Cyber Grand Challenge, prizes up to 2 million dollars ! (DARPA)

Skybuck Flying

2015-09-23 11:37:18 UTC

Also very interesting read:

http://blog.trailofbits.com/2015/07/15/how-we-fared-in-the-cyber-grand-challenge/

"
How We Fared in the Cyber Grand Challenge
July 15, 2015 by Artem Dinaburg 6 Comments

The Cyber Grand Challenge qualifying event was held on June 3rd, at exactly
noon Eastern time. At that instant, our Cyber Reasoning System (CRS) was
given 131 purposely built insecure programs. During the following 24 hour
period, our CRS was able to identify vulnerabilities in 65 of those programs
and rewrite 94 of them to eliminate bugs built in their code. This proves,
without a doubt, that it is not only possible but achievable to automate the
actions of a talented software auditor.

Despite the success of our CRS at finding and patching vulnerabilities, we
did not qualify for the final event, to be held next year. There was a fatal
flaw that lowered our overall score to 9th, below the 7th place threshold
for qualification. In this blog post we’ll discuss how our CRS works, how it
performed against competitor systems, what doomed its score, and what we are
going to do next.
Cyber Grand Challenge Background

The goal of the Cyber Grand Challenge (CGC) is to combine the speed and
scale of automation with the reasoning capabilities of human experts.
Multiple teams create Cyber Reasoning Systems (CRSs) that autonomously
reason about arbitrary networked programs, prove the existence of flaws in
those programs, and automatically formulate effective defenses against those
flaws. How well these systems work is evaluated through head-to-head
tournament-style competition.

The competition has two main events: the qualifying event and the final
event. The qualifying event was held on June 3, 2015. The final event is set
to take place during August 2016. Only the top 7 competitors from the
qualifying event proceed to the final event.

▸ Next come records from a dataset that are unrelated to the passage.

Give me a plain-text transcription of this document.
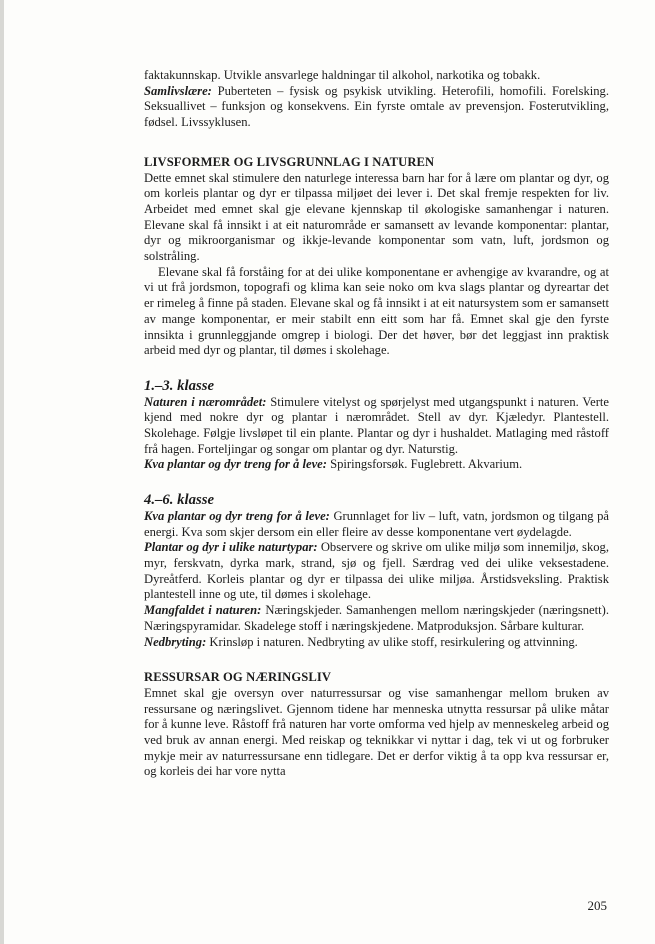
faktakunnskap. Utvikle ansvarlege haldningar til alkohol, narkotika og tobakk.

Samlivslære: Puberteten – fysisk og psykisk utvikling. Heterofili, homofili. Forelsking. Seksuallivet – funksjon og konsekvens. Ein fyrste omtale av prevensjon. Fosterutvikling, fødsel. Livssyklusen.

LIVSFORMER OG LIVSGRUNNLAG I NATUREN

Dette emnet skal stimulere den naturlege interessa barn har for å lære om plantar og dyr, og om korleis plantar og dyr er tilpassa miljøet dei lever i. Det skal fremje respekten for liv. Arbeidet med emnet skal gje elevane kjennskap til økologiske samanhengar i naturen. Elevane skal få innsikt i at eit naturområde er samansett av levande komponentar: plantar, dyr og mikroorganismar og ikkje-levande komponentar som vatn, luft, jordsmon og solstråling.

Elevane skal få forståing for at dei ulike komponentane er avhengige av kvarandre, og at vi ut frå jordsmon, topografi og klima kan seie noko om kva slags plantar og dyreartar det er rimeleg å finne på staden. Elevane skal og få innsikt i at eit natursystem som er samansett av mange komponentar, er meir stabilt enn eitt som har få. Emnet skal gje den fyrste innsikta i grunnleggjande omgrep i biologi. Der det høver, bør det leggjast inn praktisk arbeid med dyr og plantar, til dømes i skolehage.

1.–3. klasse

Naturen i nærområdet: Stimulere vitelyst og spørjelyst med utgangspunkt i naturen. Verte kjend med nokre dyr og plantar i nærområdet. Stell av dyr. Kjæledyr. Plantestell. Skolehage. Følgje livsløpet til ein plante. Plantar og dyr i hushaldet. Matlaging med råstoff frå hagen. Forteljingar og songar om plantar og dyr. Naturstig.

Kva plantar og dyr treng for å leve: Spiringsforsøk. Fuglebrett. Akvarium.

4.–6. klasse

Kva plantar og dyr treng for å leve: Grunnlaget for liv – luft, vatn, jordsmon og tilgang på energi. Kva som skjer dersom ein eller fleire av desse komponentane vert øydelagde.

Plantar og dyr i ulike naturtypar: Observere og skrive om ulike miljø som innemiljø, skog, myr, ferskvatn, dyrka mark, strand, sjø og fjell. Særdrag ved dei ulike veksestadene. Dyreåtferd. Korleis plantar og dyr er tilpassa dei ulike miljøa. Årstidsveksling. Praktisk plantestell inne og ute, til dømes i skolehage.

Mangfaldet i naturen: Næringskjeder. Samanhengen mellom næringskjeder (næringsnett). Næringspyramidar. Skadelege stoff i næringskjedene. Matproduksjon. Sårbare kulturar.

Nedbryting: Krinsløp i naturen. Nedbryting av ulike stoff, resirkulering og attvinning.

RESSURSAR OG NÆRINGSLIV

Emnet skal gje oversyn over naturressursar og vise samanhengar mellom bruken av ressursane og næringslivet. Gjennom tidene har menneska utnytta ressursar på ulike måtar for å kunne leve. Råstoff frå naturen har vorte omforma ved hjelp av menneskeleg arbeid og ved bruk av annan energi. Med reiskap og teknikkar vi nyttar i dag, tek vi ut og forbruker mykje meir av naturressursane enn tidlegare. Det er derfor viktig å ta opp kva ressursar er, og korleis dei har vore nytta

205
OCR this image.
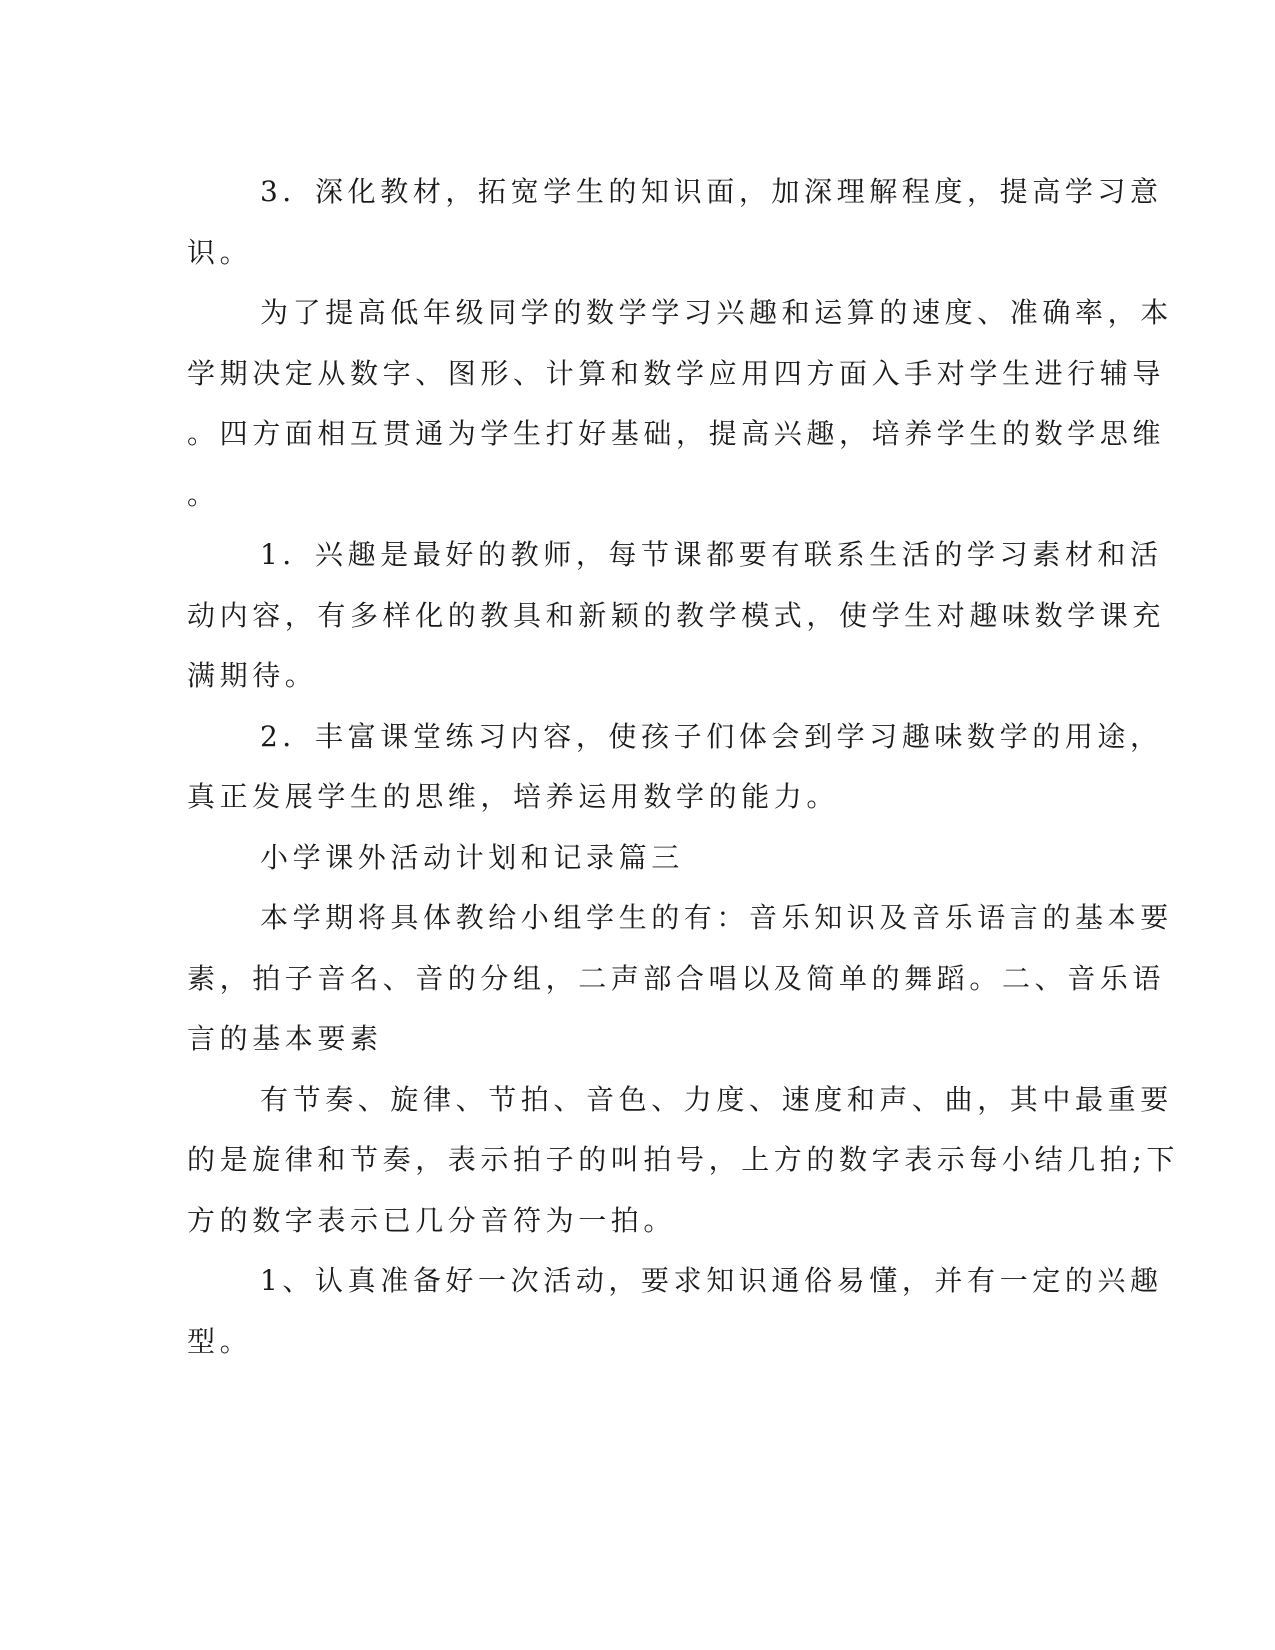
3．深化教材，拓宽学生的知识面，加深理解程度，提高学习意
识。
为了提高低年级同学的数学学习兴趣和运算的速度、准确率，本
学期决定从数字、图形、计算和数学应用四方面入手对学生进行辅导
。四方面相互贯通为学生打好基础，提高兴趣，培养学生的数学思维
。
1．兴趣是最好的教师，每节课都要有联系生活的学习素材和活
动内容，有多样化的教具和新颖的教学模式，使学生对趣味数学课充
满期待。
2．丰富课堂练习内容，使孩子们体会到学习趣味数学的用途，
真正发展学生的思维，培养运用数学的能力。
小学课外活动计划和记录篇三
本学期将具体教给小组学生的有：音乐知识及音乐语言的基本要
素，拍子音名、音的分组，二声部合唱以及简单的舞蹈。二、音乐语
言的基本要素
有节奏、旋律、节拍、音色、力度、速度和声、曲，其中最重要
的是旋律和节奏，表示拍子的叫拍号，上方的数字表示每小结几拍;下
方的数字表示已几分音符为一拍。
1、认真准备好一次活动，要求知识通俗易懂，并有一定的兴趣
型。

During the qualifying event, each competitor was given the same 131
challenges, or purposely built vulnerable programs, each of which contained
at least one intentional vulnerability. For 24 hours, the competing CRSes
faced off against each other and were scored according to four criteria. The
full details are in the CGC Rules, but here’s a quick summary:

The CRS had to work without human intervention. Any teams found to use
human assistance were disqualified.
The CRS had to patch bugs in challenges. Points were gained for every
bug successfully patched. Challenges with no patched bugs received zero
points.
The CRS could prove bugs exist in challenges. The points from patched
challenges were doubled if the CRS could generate an input that crashed the
challenge.
The patched challenges had to function and perform almost as well as the
originals. Points were lost based on performance and functionality loss in
the patched challenges.

A spreadsheet with all the qualifying event scores and other data used to
make the graphs in this post is available from DARPA (Trail of Bits is the
ninth place team). With the scoring in mind, let’s review the Trail of Bits
CRS architecture and the design decisions we made.
Preparation

We’re a small company with a distributed workforce, so we couldn’t
physically host a lot of servers. Naturally, we went with cloud computing to
do processing; specifically, Amazon EC2. Those who saw our tweets know we
used a lot of EC2 time. Most of that usage was purely out of caution.

We didn’t know how many challenges would be in the qualifying event — just
that it would be “more than 100.” We prepared for a thousand, with each
accompanied by multi-gigabyte network traffic captures. We were also
terrified of an EC2 region-wide failure, so we provisioned three different
CRS instances, one in each US-based EC2 region, affectionately named Biggie
(us-east-1), Tupac (us-west-2), and Dre (us-west-1).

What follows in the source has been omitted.